As we look forward to the future, there is every indication that cloud computing will continue to play an ever more important role in business operations across all sectors and markets. Forecasts from Forrester, for example, suggest that, by the end of 2018, over 50 per cent of companies worldwide will be using a minimum of one public cloud platform. The total value of the global public cloud market will reach a value of $178bn, with a CAGR of 22%.
From our perspective at PCT, we expect this trend to continue well into the next decade. By 2028, we believe that only a small minority of businesses will be operating without some form of cloud computing.

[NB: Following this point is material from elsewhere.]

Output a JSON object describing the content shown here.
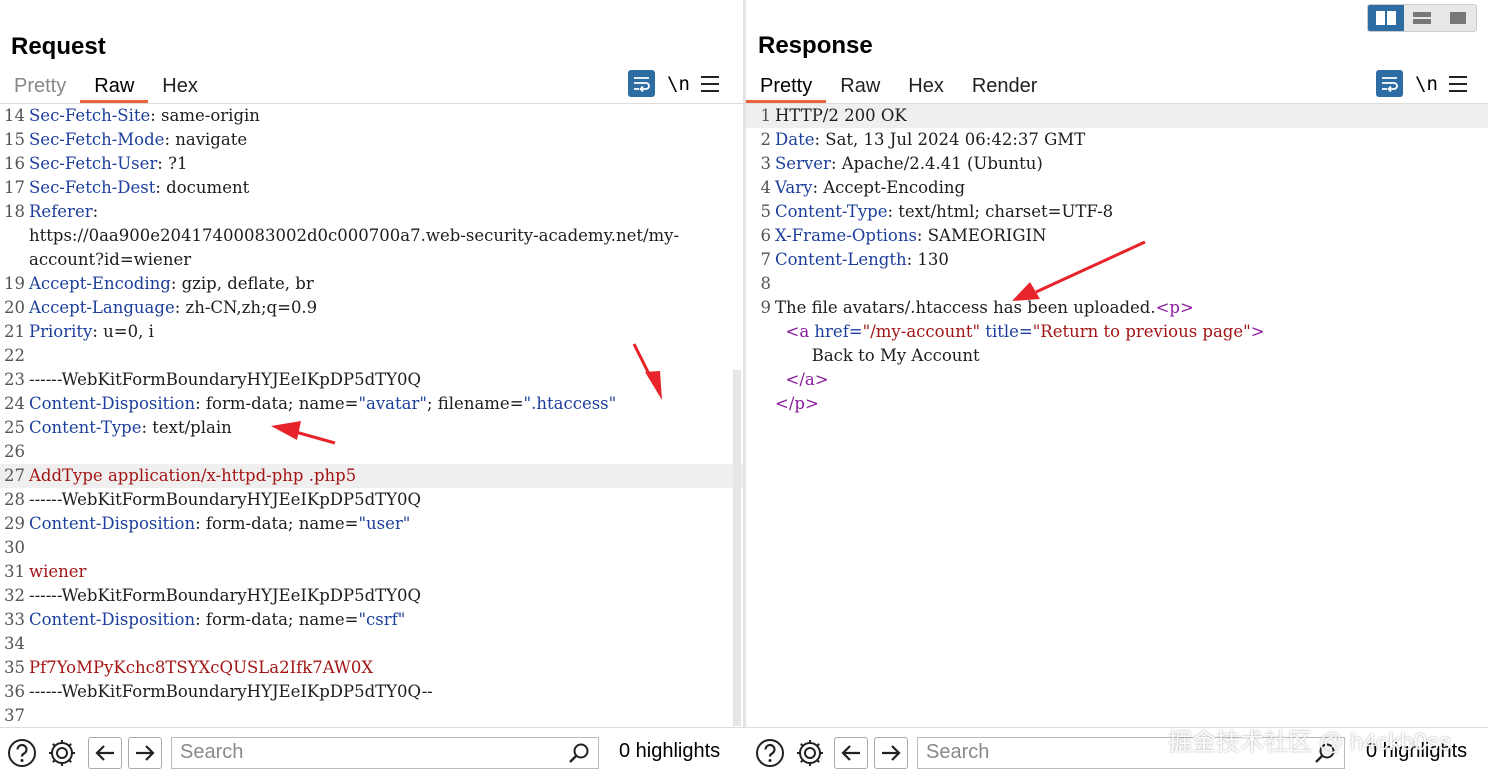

As we move into the future, business leaders will grow less and less concerned about whether they should move their operations over to the cloud or whether it is secure. More and more, they will look at how they can access the cloud more effectively and efficiently, in a manner that best suits the needs of their business.
We can expect the implementation of the cloud in the future to rely less on hardware, and to focus more and more on subtle combinations of software and applications to create an ever-greater array of services designed to meet the specific needs of both businesses and their customers.
For instance, the taxi service, Uber, incorporates Google Maps’ API for its in-app location finder, as well as Braintree as its payment processor. In doing so, it accesses reliable, ready-made systems to ensure its service runs smoothly, without the need to invest in creating its own expensive bespoke solutions.
Such models provide a good glimpse of how companies could use and combine different cloud applications to launch new business propositions in the future. As long as businesses can pay for these cloud services as they require them, this trend will continue to develop.
Into the future
Gazing even further into the 21st Century, we can expect cloud computing to transform further. Innovations, such as the advent of quantum computing, artificial intelligence, the growing use of bots and neural networks in big data, as well as the closer integration of humans with computers, will all serve to utterly redefine cloud computing and its place in society.
With such changes, the cloud will become more than a nice-to-have. It will be truly omni-present, integrating seamlessly with every facet of our business and personal lives. Here in 2018, it’s clear that cloud computing is still in its infancy – it is still some time before we truly begin to leverage its full potential. When we do so, the possibilities for businesses and the way they operate will be almost endless.